For over 30 years, Colorado has starved its schools under a rigid rule: limit state spending, no matter how much the population grows or costs rise. The result? Teachers dig into their own paychecks for supplies. Schools shrink the week to four days. Students navigate hallways without counselors or mental health support. Parents burn through overtime just to patch the holes.
Colorado collects enough tax money every year to fix this. But an outdated 1992 cap sends billions back to taxpayers as refunds—money that could be keeping classrooms cool, teachers paid, and students supported.
Senate Bill 135: A Simple Fix or a Hidden Trap?
Enter Senate Bill 135, a proposal to redirect just a fraction of what the state already collects—no new taxes, no permanent refund cuts. The plan?
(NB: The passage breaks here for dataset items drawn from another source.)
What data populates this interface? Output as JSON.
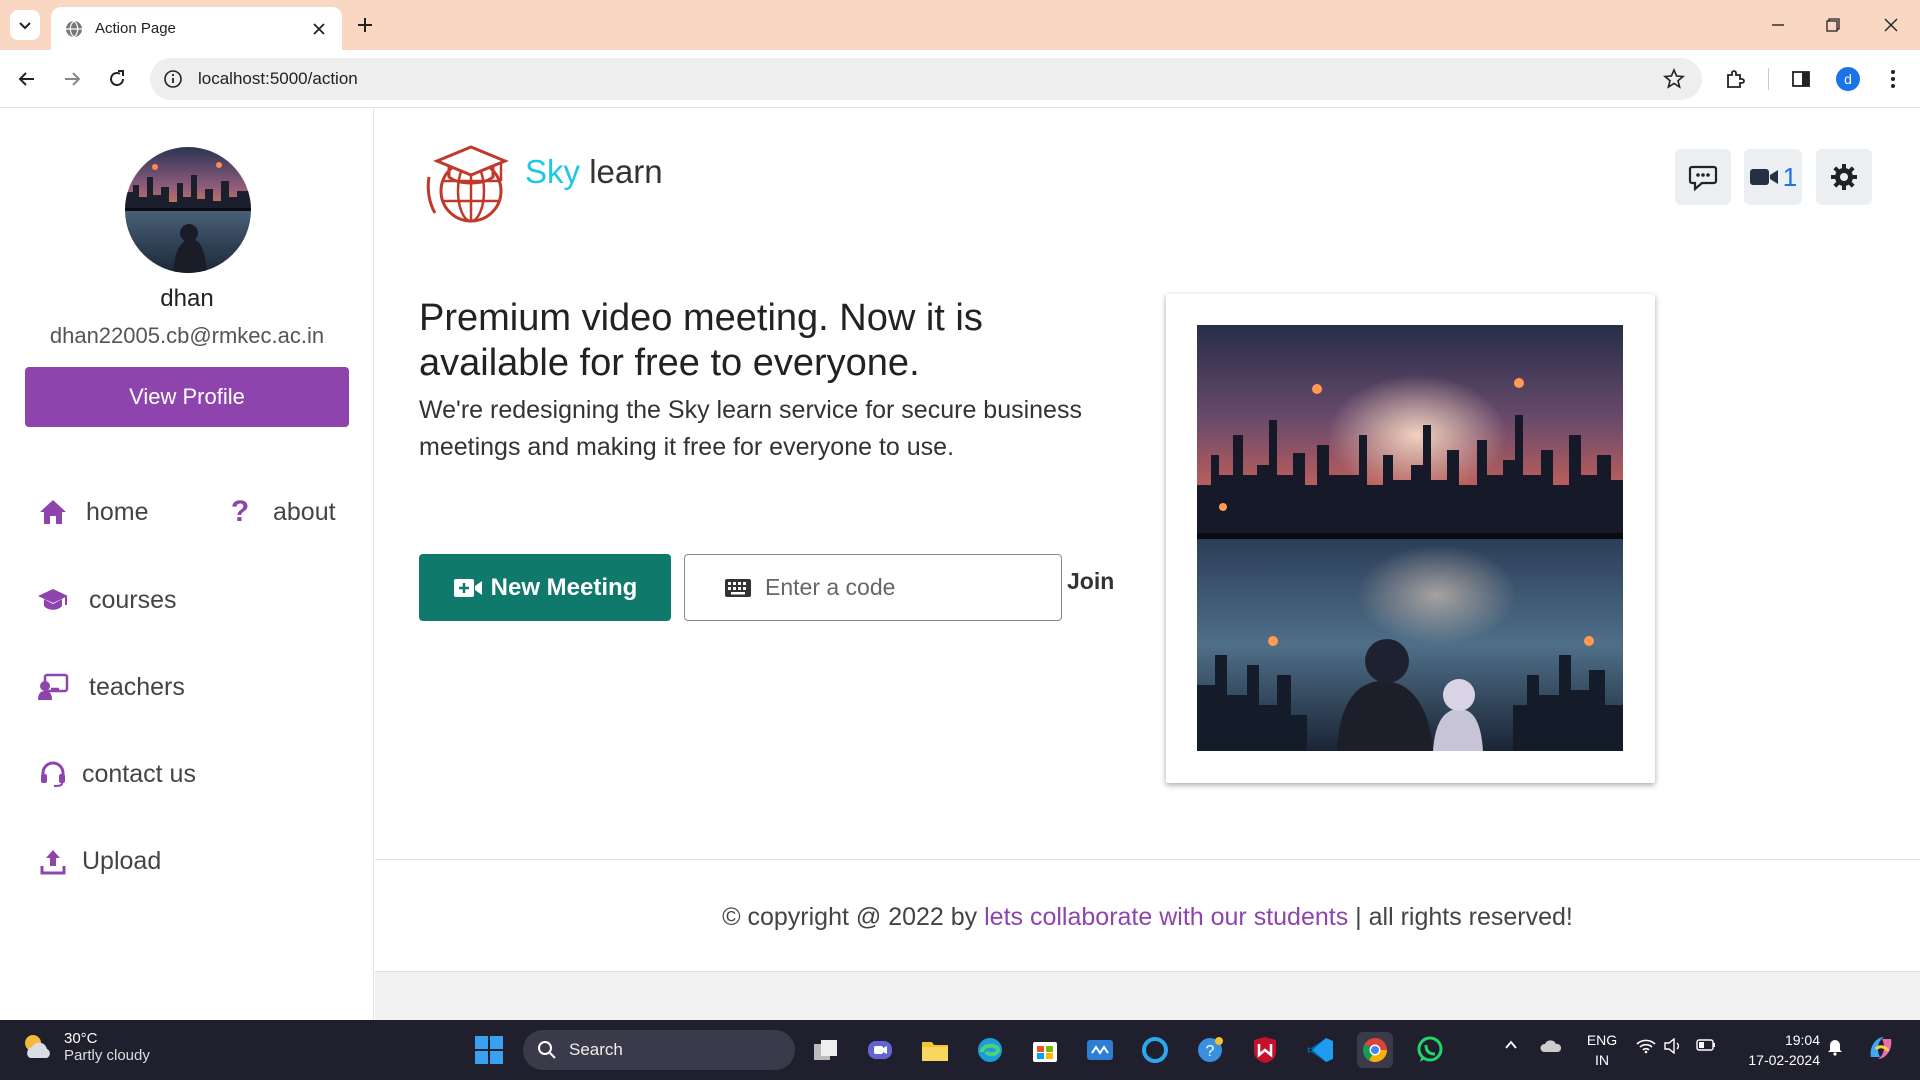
{
  "browser": {
    "tab_title": "Action Page",
    "url": "localhost:5000/action",
    "profile_initial": "d"
  },
  "sidebar": {
    "user_name": "dhan",
    "user_email": "dhan22005.cb@rmkec.ac.in",
    "view_profile_label": "View Profile",
    "nav": {
      "home": "home",
      "about": "about",
      "courses": "courses",
      "teachers": "teachers",
      "contact": "contact us",
      "upload": "Upload"
    }
  },
  "header": {
    "brand_sky": "Sky",
    "brand_learn": "learn",
    "video_count": "1"
  },
  "hero": {
    "headline": "Premium video meeting. Now it is available for free to everyone.",
    "subtext": "We're redesigning the Sky learn service for secure business meetings and making it free for everyone to use.",
    "new_meeting_label": "New Meeting",
    "code_placeholder": "Enter a code",
    "join_label": "Join"
  },
  "footer": {
    "prefix": "© copyright @ 2022 by ",
    "link": "lets collaborate with our students",
    "suffix": " | all rights reserved!"
  },
  "taskbar": {
    "temperature": "30°C",
    "weather": "Partly cloudy",
    "search_label": "Search",
    "lang_line1": "ENG",
    "lang_line2": "IN",
    "time": "19:04",
    "date": "17-02-2024"
  },
  "colors": {
    "accent_purple": "#8e44ad",
    "brand_cyan": "#1cc8e6",
    "meeting_green": "#0f7a6c",
    "tabbar": "#f9d7c2"
  }
}
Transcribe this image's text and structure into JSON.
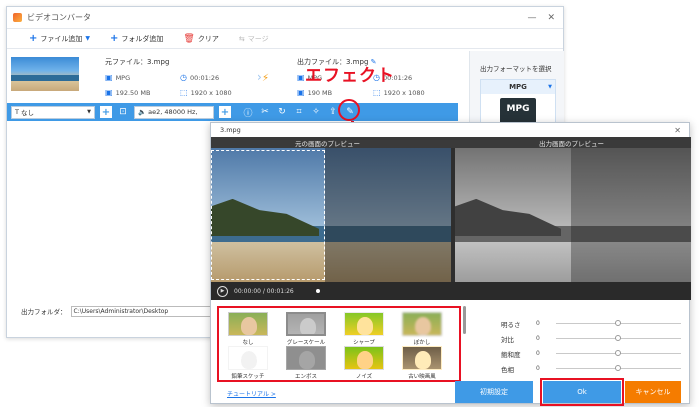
{
  "window": {
    "title": "ビデオコンバータ"
  },
  "toolbar": {
    "add_file": "ファイル追加",
    "add_folder": "フォルダ追加",
    "clear": "クリア",
    "merge": "マージ"
  },
  "file": {
    "src_label": "元ファイル：3.mpg",
    "src_format": "MPG",
    "src_duration": "00:01:26",
    "src_size": "192.50 MB",
    "src_resolution": "1920 x 1080",
    "dst_label": "出力ファイル：3.mpg",
    "dst_format": "MPG",
    "dst_duration": "00:01:26",
    "dst_size": "190 MB",
    "dst_resolution": "1920 x 1080"
  },
  "edit_bar": {
    "subtitle": "なし",
    "audio": "ae2, 48000 Hz,",
    "plus": "+"
  },
  "right_panel": {
    "title": "出力フォーマットを選択",
    "format": "MPG"
  },
  "output": {
    "label": "出力フォルダ：",
    "path": "C:\\Users\\Administrator\\Desktop"
  },
  "annotation": {
    "effect": "エフェクト"
  },
  "dialog": {
    "title": "3.mpg",
    "original_preview": "元の画面のプレビュー",
    "output_preview": "出力画面のプレビュー",
    "time": "00:00:00 / 00:01:26",
    "effects": [
      {
        "label": "なし"
      },
      {
        "label": "グレースケール"
      },
      {
        "label": "シャープ"
      },
      {
        "label": "ぼかし"
      },
      {
        "label": "鉛筆スケッチ"
      },
      {
        "label": "エンボス"
      },
      {
        "label": "ノイズ"
      },
      {
        "label": "古い映画風"
      }
    ],
    "adjust": [
      {
        "label": "明るさ",
        "value": "0"
      },
      {
        "label": "対比",
        "value": "0"
      },
      {
        "label": "飽和度",
        "value": "0"
      },
      {
        "label": "色相",
        "value": "0"
      }
    ],
    "tutorial": "チュートリアル >",
    "reset": "初期設定",
    "ok": "Ok",
    "cancel": "キャンセル"
  }
}
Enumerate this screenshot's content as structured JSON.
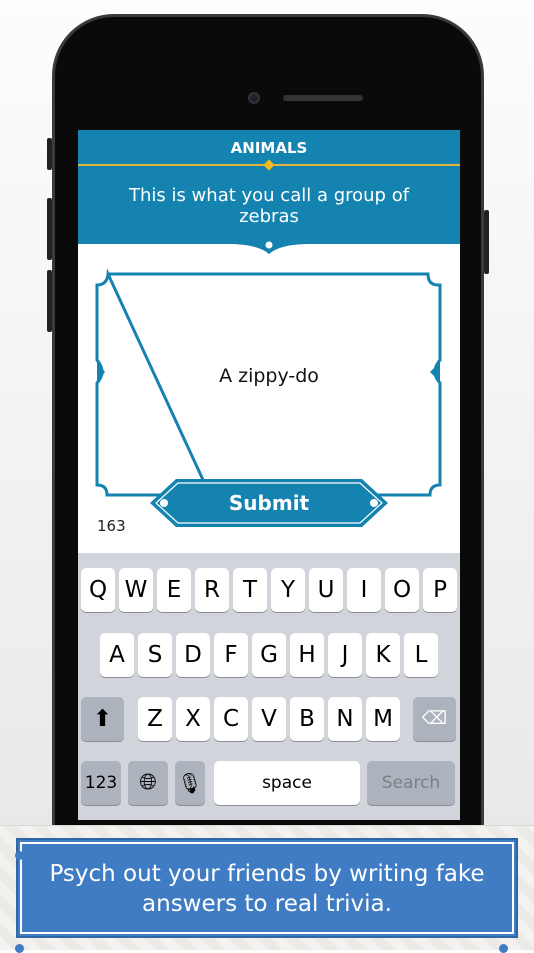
{
  "header": {
    "category": "ANIMALS",
    "question": "This is what you call a group of zebras"
  },
  "card": {
    "answer": "A zippy-do",
    "submit_label": "Submit",
    "char_count": "163"
  },
  "keyboard": {
    "row1": [
      "Q",
      "W",
      "E",
      "R",
      "T",
      "Y",
      "U",
      "I",
      "O",
      "P"
    ],
    "row2": [
      "A",
      "S",
      "D",
      "F",
      "G",
      "H",
      "J",
      "K",
      "L"
    ],
    "row3": [
      "Z",
      "X",
      "C",
      "V",
      "B",
      "N",
      "M"
    ],
    "numbers_label": "123",
    "space_label": "space",
    "search_label": "Search"
  },
  "banner": {
    "text": "Psych out your friends by writing fake answers to real trivia."
  },
  "colors": {
    "primary": "#1583b0",
    "accent": "#f4b820",
    "banner": "#3f7cc4"
  }
}
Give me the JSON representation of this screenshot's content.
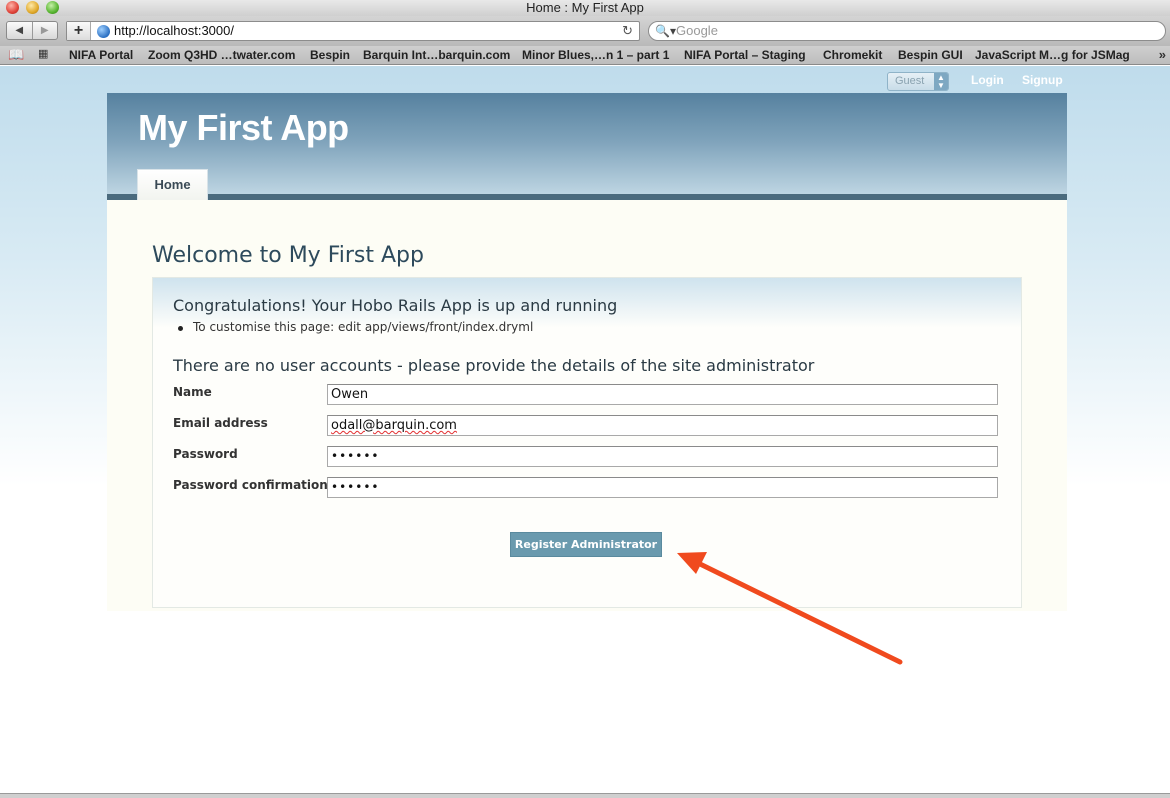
{
  "window": {
    "title": "Home : My First App"
  },
  "toolbar": {
    "back_label": "◀",
    "forward_label": "▶",
    "add_label": "+",
    "url": "http://localhost:3000/",
    "reload_icon": "reload-icon",
    "search_placeholder": "Google"
  },
  "bookmarks": {
    "items": [
      "NIFA Portal",
      "Zoom Q3HD …twater.com",
      "Bespin",
      "Barquin Int…barquin.com",
      "Minor Blues,…n 1 – part 1",
      "NIFA Portal –  Staging",
      "Chromekit",
      "Bespin GUI",
      "JavaScript M…g for JSMag"
    ]
  },
  "account_nav": {
    "guest": "Guest",
    "login": "Login",
    "signup": "Signup"
  },
  "header": {
    "app_name": "My First App",
    "tabs": [
      "Home"
    ]
  },
  "main": {
    "title": "Welcome to My First App",
    "congrats": "Congratulations! Your Hobo Rails App is up and running",
    "tip": "To customise this page: edit app/views/front/index.dryml",
    "admin_heading": "There are no user accounts - please provide the details of the site administrator",
    "form": {
      "fields": [
        {
          "label": "Name",
          "value": "Owen"
        },
        {
          "label": "Email address",
          "value": "odall@barquin.com"
        },
        {
          "label": "Password",
          "value": "••••••"
        },
        {
          "label": "Password confirmation",
          "value": "••••••"
        }
      ],
      "submit_label": "Register Administrator"
    }
  },
  "colors": {
    "header_dark": "#56819f",
    "button": "#6a9aae",
    "annotation_arrow": "#f04a1e"
  }
}
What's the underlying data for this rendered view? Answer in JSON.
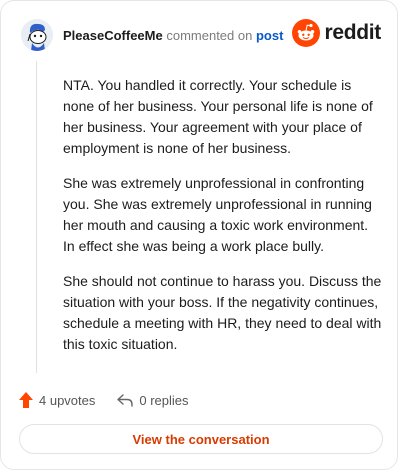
{
  "comment": {
    "author": "PleaseCoffeeMe",
    "verb": "commented on",
    "target": "post",
    "paragraphs": [
      "NTA. You handled it correctly. Your schedule is none of her business. Your personal life is none of her business. Your agreement with your place of employment is none of her business.",
      "She was extremely unprofessional in confronting you. She was extremely unprofessional in running her mouth and causing a toxic work environment. In effect she was being a work place bully.",
      "She should not continue to harass you. Discuss the situation with your boss. If the negativity continues, schedule a meeting with HR, they need to deal with this toxic situation."
    ]
  },
  "brand": {
    "name": "reddit",
    "icon": "reddit-logo-icon",
    "color": "#ff4500"
  },
  "footer": {
    "upvotes": "4 upvotes",
    "replies": "0 replies",
    "upvote_icon": "upvote-arrow-icon",
    "reply_icon": "reply-arrow-icon",
    "upvote_color": "#ff4500"
  },
  "cta": {
    "label": "View the conversation",
    "color": "#d93a00"
  }
}
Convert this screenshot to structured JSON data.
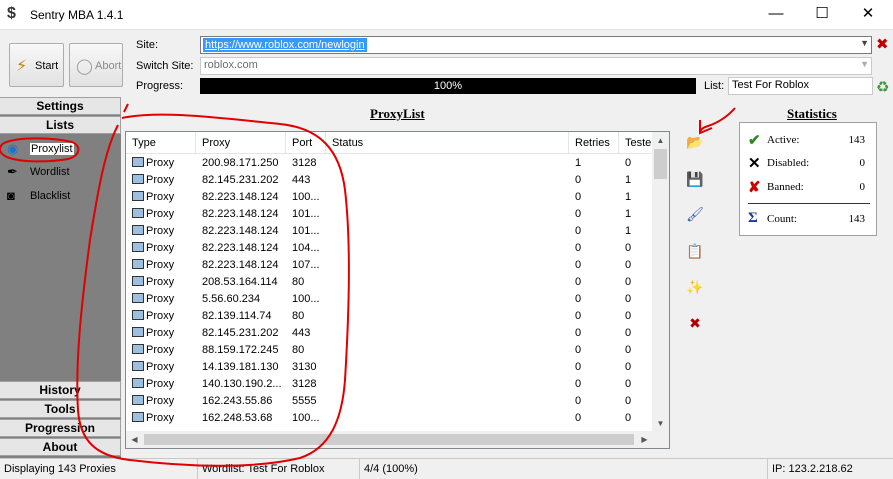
{
  "window": {
    "title": "Sentry MBA 1.4.1",
    "minimize_glyph": "—",
    "maximize_glyph": "☐",
    "close_glyph": "✕"
  },
  "toolbar": {
    "start_label": "Start",
    "abort_label": "Abort",
    "site_label": "Site:",
    "site_value": "https://www.roblox.com/newlogin",
    "switch_site_label": "Switch Site:",
    "switch_site_value": "roblox.com",
    "progress_label": "Progress:",
    "progress_text": "100%",
    "progress_value": 1.0,
    "list_label": "List:",
    "list_value": "Test For Roblox"
  },
  "sidebar": {
    "settings": "Settings",
    "lists": "Lists",
    "items": [
      {
        "label": "Proxylist",
        "icon": "proxy-globe-icon",
        "selected": true
      },
      {
        "label": "Wordlist",
        "icon": "pen-icon"
      },
      {
        "label": "Blacklist",
        "icon": "blacklist-icon"
      }
    ],
    "history": "History",
    "tools": "Tools",
    "progression": "Progression",
    "about": "About"
  },
  "proxylist": {
    "title": "ProxyList",
    "columns": [
      "Type",
      "Proxy",
      "Port",
      "Status",
      "Retries",
      "Teste"
    ],
    "rows": [
      {
        "type": "Proxy",
        "proxy": "200.98.171.250",
        "port": "3128",
        "status": "",
        "retries": "1",
        "tested": "0"
      },
      {
        "type": "Proxy",
        "proxy": "82.145.231.202",
        "port": "443",
        "status": "",
        "retries": "0",
        "tested": "1"
      },
      {
        "type": "Proxy",
        "proxy": "82.223.148.124",
        "port": "100...",
        "status": "",
        "retries": "0",
        "tested": "1"
      },
      {
        "type": "Proxy",
        "proxy": "82.223.148.124",
        "port": "101...",
        "status": "",
        "retries": "0",
        "tested": "1"
      },
      {
        "type": "Proxy",
        "proxy": "82.223.148.124",
        "port": "101...",
        "status": "",
        "retries": "0",
        "tested": "1"
      },
      {
        "type": "Proxy",
        "proxy": "82.223.148.124",
        "port": "104...",
        "status": "",
        "retries": "0",
        "tested": "0"
      },
      {
        "type": "Proxy",
        "proxy": "82.223.148.124",
        "port": "107...",
        "status": "",
        "retries": "0",
        "tested": "0"
      },
      {
        "type": "Proxy",
        "proxy": "208.53.164.114",
        "port": "80",
        "status": "",
        "retries": "0",
        "tested": "0"
      },
      {
        "type": "Proxy",
        "proxy": "5.56.60.234",
        "port": "100...",
        "status": "",
        "retries": "0",
        "tested": "0"
      },
      {
        "type": "Proxy",
        "proxy": "82.139.114.74",
        "port": "80",
        "status": "",
        "retries": "0",
        "tested": "0"
      },
      {
        "type": "Proxy",
        "proxy": "82.145.231.202",
        "port": "443",
        "status": "",
        "retries": "0",
        "tested": "0"
      },
      {
        "type": "Proxy",
        "proxy": "88.159.172.245",
        "port": "80",
        "status": "",
        "retries": "0",
        "tested": "0"
      },
      {
        "type": "Proxy",
        "proxy": "14.139.181.130",
        "port": "3130",
        "status": "",
        "retries": "0",
        "tested": "0"
      },
      {
        "type": "Proxy",
        "proxy": "140.130.190.2...",
        "port": "3128",
        "status": "",
        "retries": "0",
        "tested": "0"
      },
      {
        "type": "Proxy",
        "proxy": "162.243.55.86",
        "port": "5555",
        "status": "",
        "retries": "0",
        "tested": "0"
      },
      {
        "type": "Proxy",
        "proxy": "162.248.53.68",
        "port": "100...",
        "status": "",
        "retries": "0",
        "tested": "0"
      }
    ]
  },
  "tools": [
    {
      "icon": "open-folder-icon",
      "glyph": "📂"
    },
    {
      "icon": "save-icon",
      "glyph": "💾"
    },
    {
      "icon": "clean-brush-icon",
      "glyph": "🖌"
    },
    {
      "icon": "paste-clipboard-icon",
      "glyph": "📋"
    },
    {
      "icon": "magic-wand-icon",
      "glyph": "✨"
    },
    {
      "icon": "delete-x-icon",
      "glyph": "✖"
    }
  ],
  "statistics": {
    "title": "Statistics",
    "active_label": "Active:",
    "active_value": "143",
    "disabled_label": "Disabled:",
    "disabled_value": "0",
    "banned_label": "Banned:",
    "banned_value": "0",
    "count_label": "Count:",
    "count_value": "143"
  },
  "statusbar": {
    "proxies": "Displaying 143 Proxies",
    "wordlist": "Wordlist: Test For Roblox",
    "progress": "4/4 (100%)",
    "ip": "IP: 123.2.218.62"
  },
  "colors": {
    "annotation": "#e00000",
    "progress_fill": "#000000",
    "selection": "#3399ff"
  }
}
- Spend first on K-12 education—up to 2% more annually for a decade.
- Full transparency: Every dollar accounted for in public reports.
- No forced sacrifices: Voters get the final say in 2026.
The potential? Cooler schools. Better-paid educators. More counselors. Less chaos.
Yet critics scream “tax hike!”—a claim that crumbles under scrutiny. This isn’t about seizing money forever. It’s about adjusting a cap set in a pre-internet, pre-growth Colorado, when the state had half the people and a fraction of the needs.
Today? The same rule blocks millions from reaching schools that are literally melting.
The Real Choice: Fairness or Failure?
The debate isn’t about politics. It’s about basic necessity.
- Should a child sit in a 100°F classroom, scribbling notes with sweat dripping onto their paper?
- Should a school scrape by without a nurse, hoping no asthma attack strikes?
- Should a teacher quit the profession because her rent consumes half her salary?
SB 135 doesn’t promise perfection. It offers a chance to stop waiting.
2026 is the deadline. Will Colorado finally choose action over delays?